How big of an issue is security with new technologies coming out daily?
Ryan Sullivan: The rate of change in technology just seems like it is increasing exponentially so that is an issue on the risk side and potential losses and fraud is a multi-billion dollar cost to the economy. But, it also presents an opportunity. We’ve found ways to increase productivity and efficiency and deliver services. Even for small banks, there is available lines of technology that just didn’t exist a few years ago.
Uffelman: I’m on the attorney general’s cyber crime task force. You sit in there with the computer experts and law enforcement’s computer people and it just scares the beejeezus out of you. Everybody spends a lot of time [working on this]. The small business man that uses Quickbooks and Gmail or has a website, they aren’t doing that. The ability of the bad guys is to introduce something into his system that doesn’t affect his system but now he talks to the bank. And, welcome aboard. [Businesses have] got to keep up with software, spyware, all of the protection systems. If they have questions, talk to the bank.
Galloway: You have to take them seriously and I don’t think a lot of small businesses do.
Guedry: One of the areas we all deal with is attempting to stay a step ahead and add new protections for the customer. Some of those create inconveniences; password replacements and signing on to systems and limitations that they have and customers get frustrated by that. We try to explain to them, this is for their protection. Unfortunately, not everybody is doing the same level of diligence in protecting the customer. They go find somebody that isn’t and that’s when they expose themselves. One of the things we try to remind customers is, even though this is not as convenient or as simple to use as you’d like it to be, there is a reason for it, we’re trying to protect your data, your accounts, your money.
Wilcox: Our job is to be a trusted advisor; all of us try to do that. This is one of those areas where it’s really critical. It may be a little bit clunkier but it’s for your benefit. Our job is to advise you on what’s best for you and your business. It may chip into that service level because you have to change your password multiple times. It may mean you need to update your security systems. It may mean you need to question your employees and colleagues from time to time. That’s the nature of the world that we live in. If we’re paying attention, we’re changing them frequently. We’re asking about transactions that don’t make sense and are willing to question anybody. Your team, the bank. That seems arduous to some folks.
Galloway: If we don’t do that and they do lose money, they’re going to call us and say, you lost my money.
Is staffing an issue?
Menon: We lose people every once in a while for whatever reason, they move across the street or the commute is long, whatever it is, people change for different reasons. It’s not always because they’re unhappy with their current employer, it’s just things have changed. It’s a lot harder now to get people to move. I’m sure all of us feel the same way. There was a time when you hired somebody and they’d say, “Oh, I can bring a $20 million book of business with me” and then I’d get about $15 or $18 million of that twenty. Not anymore; today you cannot count on it.

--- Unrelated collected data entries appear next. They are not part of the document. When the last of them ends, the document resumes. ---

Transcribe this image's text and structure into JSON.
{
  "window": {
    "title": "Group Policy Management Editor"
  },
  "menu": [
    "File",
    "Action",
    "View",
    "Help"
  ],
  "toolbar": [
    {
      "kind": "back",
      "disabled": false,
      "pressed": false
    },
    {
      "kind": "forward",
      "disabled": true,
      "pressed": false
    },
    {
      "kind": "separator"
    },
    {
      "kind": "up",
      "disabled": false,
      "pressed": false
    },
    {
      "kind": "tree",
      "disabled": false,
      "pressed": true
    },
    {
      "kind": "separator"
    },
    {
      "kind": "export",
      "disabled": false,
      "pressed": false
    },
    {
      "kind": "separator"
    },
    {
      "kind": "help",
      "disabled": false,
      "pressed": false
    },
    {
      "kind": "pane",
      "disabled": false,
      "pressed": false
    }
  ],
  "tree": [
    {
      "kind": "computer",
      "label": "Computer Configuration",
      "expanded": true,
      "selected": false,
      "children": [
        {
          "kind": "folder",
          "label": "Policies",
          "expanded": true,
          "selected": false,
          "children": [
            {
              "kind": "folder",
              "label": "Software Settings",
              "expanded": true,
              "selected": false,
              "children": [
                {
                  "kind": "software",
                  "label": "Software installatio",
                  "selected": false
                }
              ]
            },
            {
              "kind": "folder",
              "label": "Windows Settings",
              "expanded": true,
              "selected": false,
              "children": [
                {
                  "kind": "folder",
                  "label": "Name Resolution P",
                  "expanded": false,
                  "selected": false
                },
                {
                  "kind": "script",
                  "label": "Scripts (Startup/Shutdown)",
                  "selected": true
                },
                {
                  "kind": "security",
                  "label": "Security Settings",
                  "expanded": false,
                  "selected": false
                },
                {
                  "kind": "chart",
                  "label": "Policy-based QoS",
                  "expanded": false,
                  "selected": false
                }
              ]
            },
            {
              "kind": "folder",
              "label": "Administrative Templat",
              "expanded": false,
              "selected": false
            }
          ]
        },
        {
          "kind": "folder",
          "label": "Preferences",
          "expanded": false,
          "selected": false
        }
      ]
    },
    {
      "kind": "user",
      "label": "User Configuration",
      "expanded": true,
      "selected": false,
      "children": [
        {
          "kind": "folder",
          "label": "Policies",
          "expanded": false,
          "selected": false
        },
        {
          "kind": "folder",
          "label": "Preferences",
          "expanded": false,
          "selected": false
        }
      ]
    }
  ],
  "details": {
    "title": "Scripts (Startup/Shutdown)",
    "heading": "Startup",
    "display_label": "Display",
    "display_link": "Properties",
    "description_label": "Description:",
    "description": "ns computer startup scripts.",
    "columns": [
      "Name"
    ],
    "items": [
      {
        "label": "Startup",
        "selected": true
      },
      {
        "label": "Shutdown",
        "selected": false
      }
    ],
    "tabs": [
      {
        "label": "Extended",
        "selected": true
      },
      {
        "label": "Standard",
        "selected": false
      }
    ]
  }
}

Ryan Sullivan: I thing the challenge from a staffing, personnel aspect, is we’re competing over good, quality relationship bankers but what’s that next wave? Who are going to be the next generation of bankers that are going to take over? We know that it’s highly regulated, that we’ve taken a reputation hit over the past couple of years. Who are the people that are coming out of college that really are excited about becoming a commercial banker? That’s the challenge as an industry we’re all going to have to overcome.
York: From a small banker’s perspective on hiring issues, we don’t need that many senior people and compliance people, we just need a couple; they’ve been available for us to hire. What I have found on the lower level, when you’re looking for new accounts and tellers and those type of positions that what I’m getting are a lot of resumes from senior people. They want to come in as a teller, new accounts or lower level position and are way over qualified. It just doesn’t work out when you hire somebody that’s used to working at this level and now you need them working at this level, it’s not a good mix. It didn’t work out and we’re back on the street looking. Our challenge has been more at the entry level.
Will the industry be in a better position this time next year?
Ryan Sullivan: There is cause for cautious optimism now. There’s been moderate improvements. We still have a lot of work to do for the industry and the economy as a whole. But, we’re going to see some year over year improvements in the next few years.
York: We’re better this year than we were last year and next year we’ll be better. But, it is a slow crawl.
Galloway: You’ve got two issues. You’ve got a macro banking environment, record earnings. Then you’ve got Nevada, a micro banking environment still struggling. We’re evolving here. You’re not going to get all the construction jobs back and you’re replacing the same number of jobs with lower earning wages. That has a trickle down impact. There are a lot of macro and micro issues going on.
York: That’s very true. Wall Street has recovered much quicker than we have. Main Street has been really slow [to recover] and that’s where the jobs need to be created and are going to be created. We know that the GDP is driven 75 to 80 percent by small businesses. Wall Street doesn’t lend to those guys, we do.